Sans the temperature factor, this can be interpreted as the velocity-dependent friction on a microscopic velocity stream, which is one of the principal ingredients in Braginskii’s heuristic pictures (cf. Braginskii’s discussion of his figure 1). Note that upon applying the  $\text{Q}$ that is required in (4.37), one obtains a ket that is orthogonal to  $\langle \boldsymbol{v}|$ :

(4.40) $$\begin{eqnarray}\displaystyle & \displaystyle \frac{1}{v_{\text{t}e}^{2}\unicode[STIX]{x1D70F}_{e}}\left|\bigg[3\sqrt{\frac{\unicode[STIX]{x03C0}}{2}}\left(\frac{v_{\text{t}e}}{v}\right)^{3}-1\bigg]\boldsymbol{v}\right\rangle . & \displaystyle\end{eqnarray}$$

This is, in fact, exactly the ket that multiplies  $m\unicode[STIX]{x0394}\boldsymbol{u}$ in the second line of (3.35); it describes the non-hydrodynamic part of the flow-driven tail on the perturbed distribution function.

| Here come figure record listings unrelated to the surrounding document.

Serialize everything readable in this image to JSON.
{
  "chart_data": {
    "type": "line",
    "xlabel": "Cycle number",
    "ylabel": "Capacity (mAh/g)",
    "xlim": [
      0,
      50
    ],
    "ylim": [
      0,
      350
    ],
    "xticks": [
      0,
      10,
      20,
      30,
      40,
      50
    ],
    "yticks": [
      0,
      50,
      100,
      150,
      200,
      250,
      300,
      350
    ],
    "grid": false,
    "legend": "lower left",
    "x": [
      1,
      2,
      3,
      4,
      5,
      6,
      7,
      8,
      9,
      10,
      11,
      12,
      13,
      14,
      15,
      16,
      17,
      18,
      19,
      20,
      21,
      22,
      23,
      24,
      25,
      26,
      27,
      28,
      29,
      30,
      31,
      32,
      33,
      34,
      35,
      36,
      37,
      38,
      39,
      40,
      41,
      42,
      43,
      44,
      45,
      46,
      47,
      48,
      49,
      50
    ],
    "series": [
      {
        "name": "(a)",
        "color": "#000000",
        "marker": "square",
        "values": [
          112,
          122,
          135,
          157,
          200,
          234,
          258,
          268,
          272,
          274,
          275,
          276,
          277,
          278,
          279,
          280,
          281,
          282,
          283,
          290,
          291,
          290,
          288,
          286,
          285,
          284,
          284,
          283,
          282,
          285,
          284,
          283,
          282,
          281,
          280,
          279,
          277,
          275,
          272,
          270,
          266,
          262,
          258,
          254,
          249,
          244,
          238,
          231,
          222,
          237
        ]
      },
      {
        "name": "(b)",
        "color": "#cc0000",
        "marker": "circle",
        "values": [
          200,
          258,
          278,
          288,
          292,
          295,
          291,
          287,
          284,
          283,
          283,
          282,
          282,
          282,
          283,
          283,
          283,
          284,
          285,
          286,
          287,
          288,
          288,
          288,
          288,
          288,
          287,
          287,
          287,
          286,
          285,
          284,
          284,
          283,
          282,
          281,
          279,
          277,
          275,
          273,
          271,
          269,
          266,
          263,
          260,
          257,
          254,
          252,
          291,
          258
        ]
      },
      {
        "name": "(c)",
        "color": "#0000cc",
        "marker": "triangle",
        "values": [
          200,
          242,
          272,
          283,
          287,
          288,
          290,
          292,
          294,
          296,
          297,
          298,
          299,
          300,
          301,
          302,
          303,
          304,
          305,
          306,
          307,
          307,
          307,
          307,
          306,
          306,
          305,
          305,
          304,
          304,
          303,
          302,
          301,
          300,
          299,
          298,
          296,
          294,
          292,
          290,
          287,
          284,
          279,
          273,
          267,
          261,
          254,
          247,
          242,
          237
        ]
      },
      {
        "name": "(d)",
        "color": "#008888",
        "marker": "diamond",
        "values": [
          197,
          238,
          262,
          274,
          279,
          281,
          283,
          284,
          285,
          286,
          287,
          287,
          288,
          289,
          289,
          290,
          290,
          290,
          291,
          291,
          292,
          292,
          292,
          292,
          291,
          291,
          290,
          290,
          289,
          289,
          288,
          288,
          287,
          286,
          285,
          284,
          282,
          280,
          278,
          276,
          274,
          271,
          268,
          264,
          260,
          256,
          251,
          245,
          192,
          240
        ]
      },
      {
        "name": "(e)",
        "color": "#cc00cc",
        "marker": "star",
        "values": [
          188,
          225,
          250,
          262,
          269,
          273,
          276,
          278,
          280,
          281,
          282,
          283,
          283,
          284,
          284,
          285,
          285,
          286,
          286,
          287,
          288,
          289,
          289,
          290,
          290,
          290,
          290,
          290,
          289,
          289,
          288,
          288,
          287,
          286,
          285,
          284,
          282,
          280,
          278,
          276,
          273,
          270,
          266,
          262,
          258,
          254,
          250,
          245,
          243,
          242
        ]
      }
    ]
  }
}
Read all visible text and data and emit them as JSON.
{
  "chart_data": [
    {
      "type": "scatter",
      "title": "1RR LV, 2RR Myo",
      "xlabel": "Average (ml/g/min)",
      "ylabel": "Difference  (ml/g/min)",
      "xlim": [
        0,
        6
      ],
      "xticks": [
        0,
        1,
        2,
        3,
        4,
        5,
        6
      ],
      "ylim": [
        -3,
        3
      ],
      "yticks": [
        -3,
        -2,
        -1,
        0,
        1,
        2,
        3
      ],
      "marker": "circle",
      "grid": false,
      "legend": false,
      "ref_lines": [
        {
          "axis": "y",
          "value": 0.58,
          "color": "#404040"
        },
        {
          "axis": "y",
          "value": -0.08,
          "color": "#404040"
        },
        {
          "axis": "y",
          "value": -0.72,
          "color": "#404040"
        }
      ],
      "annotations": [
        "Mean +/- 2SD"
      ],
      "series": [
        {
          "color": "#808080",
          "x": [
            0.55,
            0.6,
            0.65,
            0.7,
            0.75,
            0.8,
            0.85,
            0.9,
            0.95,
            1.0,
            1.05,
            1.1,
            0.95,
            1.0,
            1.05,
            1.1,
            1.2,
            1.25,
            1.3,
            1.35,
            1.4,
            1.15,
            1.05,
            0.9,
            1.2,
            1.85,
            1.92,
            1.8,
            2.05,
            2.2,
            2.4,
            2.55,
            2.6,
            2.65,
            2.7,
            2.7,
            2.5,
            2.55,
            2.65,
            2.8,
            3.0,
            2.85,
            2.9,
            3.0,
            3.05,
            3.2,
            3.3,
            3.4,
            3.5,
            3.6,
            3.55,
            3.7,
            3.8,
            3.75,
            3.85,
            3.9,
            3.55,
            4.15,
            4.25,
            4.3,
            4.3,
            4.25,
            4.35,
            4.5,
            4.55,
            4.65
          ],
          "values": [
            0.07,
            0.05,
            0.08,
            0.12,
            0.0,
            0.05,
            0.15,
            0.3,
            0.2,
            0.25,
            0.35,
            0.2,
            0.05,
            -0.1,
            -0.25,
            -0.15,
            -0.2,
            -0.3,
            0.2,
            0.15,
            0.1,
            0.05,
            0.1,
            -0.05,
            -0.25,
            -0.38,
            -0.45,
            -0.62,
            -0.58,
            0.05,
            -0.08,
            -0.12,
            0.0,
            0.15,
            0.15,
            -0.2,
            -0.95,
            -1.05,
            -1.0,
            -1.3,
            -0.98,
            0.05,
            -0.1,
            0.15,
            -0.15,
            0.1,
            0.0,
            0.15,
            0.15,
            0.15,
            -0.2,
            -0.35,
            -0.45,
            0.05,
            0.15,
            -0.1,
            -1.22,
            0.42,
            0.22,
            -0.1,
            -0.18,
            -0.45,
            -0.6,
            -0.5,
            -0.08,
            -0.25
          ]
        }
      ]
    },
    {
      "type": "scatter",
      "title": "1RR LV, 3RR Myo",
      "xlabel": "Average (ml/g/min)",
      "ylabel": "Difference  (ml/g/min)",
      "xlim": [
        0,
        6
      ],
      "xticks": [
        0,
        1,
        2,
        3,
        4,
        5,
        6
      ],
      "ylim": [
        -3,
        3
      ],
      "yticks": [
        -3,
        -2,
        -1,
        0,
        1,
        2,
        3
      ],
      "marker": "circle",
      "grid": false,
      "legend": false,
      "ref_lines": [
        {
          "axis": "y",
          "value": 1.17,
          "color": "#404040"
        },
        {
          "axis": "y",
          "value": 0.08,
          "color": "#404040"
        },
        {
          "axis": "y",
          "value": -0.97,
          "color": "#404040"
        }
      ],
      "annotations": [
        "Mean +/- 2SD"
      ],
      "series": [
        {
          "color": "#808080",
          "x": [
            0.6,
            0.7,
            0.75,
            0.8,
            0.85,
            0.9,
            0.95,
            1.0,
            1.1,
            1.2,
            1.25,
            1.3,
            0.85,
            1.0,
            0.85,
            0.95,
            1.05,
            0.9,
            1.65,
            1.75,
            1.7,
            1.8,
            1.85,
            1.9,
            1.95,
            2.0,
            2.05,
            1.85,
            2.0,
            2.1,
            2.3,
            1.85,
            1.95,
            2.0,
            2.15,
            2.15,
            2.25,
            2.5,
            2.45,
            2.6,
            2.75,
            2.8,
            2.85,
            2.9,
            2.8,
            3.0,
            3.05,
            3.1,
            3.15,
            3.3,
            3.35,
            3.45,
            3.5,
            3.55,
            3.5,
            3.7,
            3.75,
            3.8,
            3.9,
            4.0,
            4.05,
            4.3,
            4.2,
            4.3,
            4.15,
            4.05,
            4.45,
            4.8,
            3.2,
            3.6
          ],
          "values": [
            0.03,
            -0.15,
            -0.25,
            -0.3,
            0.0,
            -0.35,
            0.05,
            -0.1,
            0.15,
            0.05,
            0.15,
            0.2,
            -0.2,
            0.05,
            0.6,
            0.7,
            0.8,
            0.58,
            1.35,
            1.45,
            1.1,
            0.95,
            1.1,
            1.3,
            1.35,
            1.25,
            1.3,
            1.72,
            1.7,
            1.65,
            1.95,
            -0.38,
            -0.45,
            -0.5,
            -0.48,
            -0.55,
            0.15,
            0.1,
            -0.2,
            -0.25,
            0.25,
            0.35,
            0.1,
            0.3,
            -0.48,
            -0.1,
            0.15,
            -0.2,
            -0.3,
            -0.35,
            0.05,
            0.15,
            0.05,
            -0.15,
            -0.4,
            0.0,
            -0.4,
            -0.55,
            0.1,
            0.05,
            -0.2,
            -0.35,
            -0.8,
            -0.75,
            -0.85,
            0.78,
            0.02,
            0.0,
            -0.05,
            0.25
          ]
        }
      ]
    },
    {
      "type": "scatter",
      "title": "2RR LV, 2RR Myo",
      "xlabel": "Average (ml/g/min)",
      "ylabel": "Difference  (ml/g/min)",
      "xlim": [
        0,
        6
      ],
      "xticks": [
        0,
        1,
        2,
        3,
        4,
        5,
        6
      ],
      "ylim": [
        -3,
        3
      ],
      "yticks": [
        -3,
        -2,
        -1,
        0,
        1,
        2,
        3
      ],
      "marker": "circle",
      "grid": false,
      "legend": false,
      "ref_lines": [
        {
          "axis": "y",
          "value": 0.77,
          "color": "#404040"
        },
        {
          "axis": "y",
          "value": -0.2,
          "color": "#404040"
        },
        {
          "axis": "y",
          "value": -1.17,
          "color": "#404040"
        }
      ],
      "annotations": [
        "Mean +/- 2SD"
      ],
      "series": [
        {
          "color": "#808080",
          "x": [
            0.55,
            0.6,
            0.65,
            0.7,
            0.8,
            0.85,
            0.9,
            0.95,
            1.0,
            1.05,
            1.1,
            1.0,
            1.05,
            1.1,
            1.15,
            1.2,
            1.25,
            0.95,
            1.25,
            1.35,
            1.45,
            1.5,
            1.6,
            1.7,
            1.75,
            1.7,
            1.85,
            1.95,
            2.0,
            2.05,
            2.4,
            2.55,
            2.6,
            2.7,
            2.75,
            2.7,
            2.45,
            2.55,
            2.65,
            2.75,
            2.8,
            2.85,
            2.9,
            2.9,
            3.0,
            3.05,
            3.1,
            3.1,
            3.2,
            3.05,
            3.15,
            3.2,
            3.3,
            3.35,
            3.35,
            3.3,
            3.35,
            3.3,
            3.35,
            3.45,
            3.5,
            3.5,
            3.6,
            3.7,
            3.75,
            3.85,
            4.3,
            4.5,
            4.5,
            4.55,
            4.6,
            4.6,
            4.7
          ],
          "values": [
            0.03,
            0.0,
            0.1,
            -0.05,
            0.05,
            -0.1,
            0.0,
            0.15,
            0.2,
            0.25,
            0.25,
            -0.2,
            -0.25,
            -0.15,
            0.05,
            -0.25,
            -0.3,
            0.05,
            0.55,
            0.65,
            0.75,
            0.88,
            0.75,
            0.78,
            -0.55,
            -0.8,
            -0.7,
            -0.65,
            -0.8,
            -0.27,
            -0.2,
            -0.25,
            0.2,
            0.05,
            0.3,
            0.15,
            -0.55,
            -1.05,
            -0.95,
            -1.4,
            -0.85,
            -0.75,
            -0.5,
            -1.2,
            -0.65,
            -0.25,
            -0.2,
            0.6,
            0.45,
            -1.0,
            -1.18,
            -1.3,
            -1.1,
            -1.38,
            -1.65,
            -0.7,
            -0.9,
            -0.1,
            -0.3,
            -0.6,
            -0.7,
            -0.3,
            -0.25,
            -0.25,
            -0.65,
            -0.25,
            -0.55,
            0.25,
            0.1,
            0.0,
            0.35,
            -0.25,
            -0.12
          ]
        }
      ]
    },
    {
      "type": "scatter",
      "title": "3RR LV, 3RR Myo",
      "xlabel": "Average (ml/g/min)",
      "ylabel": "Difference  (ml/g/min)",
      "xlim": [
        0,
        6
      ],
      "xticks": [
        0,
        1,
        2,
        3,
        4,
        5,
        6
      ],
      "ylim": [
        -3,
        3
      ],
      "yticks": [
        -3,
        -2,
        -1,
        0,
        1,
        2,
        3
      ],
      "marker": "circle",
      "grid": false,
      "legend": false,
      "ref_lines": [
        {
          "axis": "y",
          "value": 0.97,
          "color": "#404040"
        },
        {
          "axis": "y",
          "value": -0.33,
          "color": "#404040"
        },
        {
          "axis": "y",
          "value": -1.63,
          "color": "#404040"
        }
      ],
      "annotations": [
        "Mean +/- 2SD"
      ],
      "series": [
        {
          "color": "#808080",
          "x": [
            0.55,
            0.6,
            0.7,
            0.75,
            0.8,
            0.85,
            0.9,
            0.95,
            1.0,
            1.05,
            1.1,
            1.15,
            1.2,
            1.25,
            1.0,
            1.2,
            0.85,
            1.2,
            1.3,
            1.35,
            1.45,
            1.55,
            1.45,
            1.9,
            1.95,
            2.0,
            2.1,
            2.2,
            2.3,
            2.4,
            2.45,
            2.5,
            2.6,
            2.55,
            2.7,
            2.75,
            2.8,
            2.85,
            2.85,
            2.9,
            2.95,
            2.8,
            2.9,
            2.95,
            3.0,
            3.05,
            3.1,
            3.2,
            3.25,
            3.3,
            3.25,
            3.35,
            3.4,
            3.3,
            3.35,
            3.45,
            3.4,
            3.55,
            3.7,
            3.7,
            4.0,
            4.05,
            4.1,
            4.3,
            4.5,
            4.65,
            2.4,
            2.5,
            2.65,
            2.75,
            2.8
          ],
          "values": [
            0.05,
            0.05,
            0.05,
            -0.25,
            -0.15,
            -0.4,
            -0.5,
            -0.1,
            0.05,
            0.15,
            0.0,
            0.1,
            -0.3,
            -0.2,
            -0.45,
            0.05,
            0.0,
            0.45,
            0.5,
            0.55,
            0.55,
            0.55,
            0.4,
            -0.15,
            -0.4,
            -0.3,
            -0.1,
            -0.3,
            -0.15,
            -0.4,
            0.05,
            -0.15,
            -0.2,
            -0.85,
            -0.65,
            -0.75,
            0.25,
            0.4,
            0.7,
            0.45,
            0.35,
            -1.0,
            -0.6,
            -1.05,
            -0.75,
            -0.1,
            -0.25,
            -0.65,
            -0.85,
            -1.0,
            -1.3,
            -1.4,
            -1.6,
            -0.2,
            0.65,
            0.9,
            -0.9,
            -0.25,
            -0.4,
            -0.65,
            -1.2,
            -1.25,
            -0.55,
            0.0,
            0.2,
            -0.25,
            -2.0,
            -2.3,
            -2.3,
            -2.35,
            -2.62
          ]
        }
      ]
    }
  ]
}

The net frictional effect on the microscopic heat flow is given by the cross-correlation between the fluctuating friction force (4.40) and the fluctuating heat flow (4.36). It is easy to see that that correlation gives rise to the same matrix element calculated by Braginskii for the off-diagonal contribution to the heat flow.